Tallooze grutto's worden van den vroegen morgen tot den laten avond niet moede hun naam uit te roepen boven dit dorado, waar hun nesten veilig zijn voor spiedende oogen. Ook de leeuweriken hebben een werkzaam aandeel in het veelstemmig concert, dat dag aan dag ten gehoore wordt gebracht, en het gejuich en gejubel is niet van de lucht.
Is echter de avond in aantocht, dan trekt de een na den ander zich terug, maar toch is er ook dan nog bedrijvigheid genoeg. Met snel wiekgesuis trekken de eenden van het diep naar de beek of omgekeerd, verraadt de blauwe reiger met heesche schreeuw zijn aanwezigheid, gaat het haas op lavei uit, sluipt de bunzing, loerend op prooi rond, poogt het hermelijn den rammelaar te bespringen. en brult de roerdomp.

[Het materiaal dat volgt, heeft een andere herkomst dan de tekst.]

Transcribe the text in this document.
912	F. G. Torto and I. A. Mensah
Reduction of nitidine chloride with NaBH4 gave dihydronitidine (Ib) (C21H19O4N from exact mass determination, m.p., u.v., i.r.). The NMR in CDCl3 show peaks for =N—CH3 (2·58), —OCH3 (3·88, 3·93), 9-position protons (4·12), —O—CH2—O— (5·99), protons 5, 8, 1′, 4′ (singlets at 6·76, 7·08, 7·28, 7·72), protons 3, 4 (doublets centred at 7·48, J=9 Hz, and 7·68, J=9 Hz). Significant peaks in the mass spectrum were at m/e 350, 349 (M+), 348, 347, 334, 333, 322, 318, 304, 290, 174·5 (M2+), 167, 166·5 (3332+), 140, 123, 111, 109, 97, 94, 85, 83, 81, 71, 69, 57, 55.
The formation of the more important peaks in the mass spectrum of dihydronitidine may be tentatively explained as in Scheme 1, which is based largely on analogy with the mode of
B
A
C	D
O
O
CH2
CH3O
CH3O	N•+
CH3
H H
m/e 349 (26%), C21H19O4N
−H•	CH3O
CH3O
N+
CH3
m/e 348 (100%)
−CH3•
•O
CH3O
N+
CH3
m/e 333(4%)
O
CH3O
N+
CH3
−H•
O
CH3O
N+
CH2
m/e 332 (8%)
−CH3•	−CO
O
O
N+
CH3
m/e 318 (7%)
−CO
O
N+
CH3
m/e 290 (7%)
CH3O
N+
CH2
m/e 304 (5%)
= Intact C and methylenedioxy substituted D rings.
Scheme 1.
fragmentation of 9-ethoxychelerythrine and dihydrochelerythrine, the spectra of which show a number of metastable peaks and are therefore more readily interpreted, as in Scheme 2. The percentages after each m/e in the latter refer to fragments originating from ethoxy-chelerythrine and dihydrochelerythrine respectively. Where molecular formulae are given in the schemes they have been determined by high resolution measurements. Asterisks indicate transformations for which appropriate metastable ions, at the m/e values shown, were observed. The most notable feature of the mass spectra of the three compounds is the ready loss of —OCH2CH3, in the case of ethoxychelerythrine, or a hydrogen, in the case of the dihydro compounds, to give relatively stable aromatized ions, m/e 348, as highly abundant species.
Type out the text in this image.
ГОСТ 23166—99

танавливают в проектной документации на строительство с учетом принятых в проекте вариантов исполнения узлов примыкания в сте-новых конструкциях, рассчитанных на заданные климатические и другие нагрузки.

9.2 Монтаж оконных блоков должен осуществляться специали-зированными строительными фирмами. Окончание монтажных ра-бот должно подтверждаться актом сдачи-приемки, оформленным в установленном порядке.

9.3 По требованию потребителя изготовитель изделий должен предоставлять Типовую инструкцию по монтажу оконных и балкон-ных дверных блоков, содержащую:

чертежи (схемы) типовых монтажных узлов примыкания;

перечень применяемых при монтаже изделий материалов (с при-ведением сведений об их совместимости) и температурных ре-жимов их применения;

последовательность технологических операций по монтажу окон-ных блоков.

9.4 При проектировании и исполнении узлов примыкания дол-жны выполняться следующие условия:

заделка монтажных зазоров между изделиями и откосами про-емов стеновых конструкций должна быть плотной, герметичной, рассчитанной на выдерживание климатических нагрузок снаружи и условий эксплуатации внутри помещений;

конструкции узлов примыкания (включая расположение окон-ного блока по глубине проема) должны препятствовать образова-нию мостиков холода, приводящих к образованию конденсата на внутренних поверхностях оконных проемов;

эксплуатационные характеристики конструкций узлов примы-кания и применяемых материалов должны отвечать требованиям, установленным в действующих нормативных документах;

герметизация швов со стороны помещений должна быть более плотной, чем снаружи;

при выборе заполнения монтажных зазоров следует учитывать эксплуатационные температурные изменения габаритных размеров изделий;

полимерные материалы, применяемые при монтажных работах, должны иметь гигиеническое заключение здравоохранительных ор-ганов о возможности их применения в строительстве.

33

Voor begin Juli komt geen mensch hier kijken en hebben allen dus vrij spel om zich uit te leven naar hun aard, zonder dat eerstgenoemde "regelend" ingrijpt. Maar is Juli in het land, dan heerscht er een drukte op het Blick, die alle beschrijving te boven gaat en eerst moet men zich hiervan persoonlijk hebben overtuigd, voor men zich een juiste voorstelling kan vormen. In den prillen morgenstond, om drie uur, begint het geratel van maaimachine's, dat tot laat in den avond van den langen zomerdag voortduurt en den ganschen dag hoort men het wetten der zeisen, die den vorigen avond gehaard zijn. Met opgestroopte mouwen en zoo luchtig mogelijk gekleed verrichten de zwoegende maaiers hun werk en het eene "swat" komt naast het andere te liggen. Nu en dan wordt de dorst gelescht door een teug water, vermengd met azijn. De voor deze gelegenheid gebakken pannekoeken, die van de boerderij af nog warm bezorgd worden, doen een wijle alle drukte vergeten en sterken weer tot hernieuwde krachtsinspanning.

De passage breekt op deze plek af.